Completely agree with you on the points about the risk of brainwashing and impulse buying and people not realising how powerful and dangerous ads can be.

I would not go that far and claim all ads are brainwashing and manipulative. Going this route it means all communication is manipulative as there is an intention behind every word.

__david__|12 years ago

You act like there's some sort of contract that says I have to download and display everything in your html.

There is not.

fauigerzigerk|12 years ago

I also want the ad funding model to be viable. I'm happy to consider ads on my screen as a form of payment and I would not block them out of convenience alone.

But if the advertising industry starts to act like one huge criminal enterprise without any limits to the kind of deceptive practices they use I'm forced to defend myself.

I see no reason to be fair to those who deceive me whenever they can.

mistercow|12 years ago

As someone who has paid for advertising on websites, I'm happy that some of the users who are definitely not going to click on the ad aren't served them.

But beyond that, this is pretty irrelevant to the topic at hand.

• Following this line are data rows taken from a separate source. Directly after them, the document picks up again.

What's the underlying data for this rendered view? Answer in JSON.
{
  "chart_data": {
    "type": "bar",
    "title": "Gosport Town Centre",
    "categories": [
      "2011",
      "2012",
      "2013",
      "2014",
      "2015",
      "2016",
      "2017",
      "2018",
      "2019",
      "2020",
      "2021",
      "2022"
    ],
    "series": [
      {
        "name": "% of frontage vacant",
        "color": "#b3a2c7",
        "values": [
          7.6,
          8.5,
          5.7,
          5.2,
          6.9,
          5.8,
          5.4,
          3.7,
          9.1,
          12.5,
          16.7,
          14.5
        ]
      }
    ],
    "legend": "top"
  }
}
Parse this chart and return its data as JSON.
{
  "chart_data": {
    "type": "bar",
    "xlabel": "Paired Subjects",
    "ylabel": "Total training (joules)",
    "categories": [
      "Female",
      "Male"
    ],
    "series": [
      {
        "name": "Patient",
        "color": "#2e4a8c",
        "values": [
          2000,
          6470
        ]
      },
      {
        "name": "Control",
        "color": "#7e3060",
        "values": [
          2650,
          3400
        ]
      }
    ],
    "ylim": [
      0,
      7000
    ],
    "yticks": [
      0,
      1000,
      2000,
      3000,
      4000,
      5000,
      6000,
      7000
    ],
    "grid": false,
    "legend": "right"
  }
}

However you feel about ad blockers, tricking people into turning them off is still completely unacceptable.

r0h1n|12 years ago

What if users don't block ads but never click on one either?

adrianmn|12 years ago

That is a publisher and advertiser problem as they did not create an ad relevant and/or engaging enough.

With retargeting ads this days it becomes easier to show relevant and targeted ads.

Actually most HN-ers are leaving huge money on the table right now for not using the highest ROI ad channel - retargeting.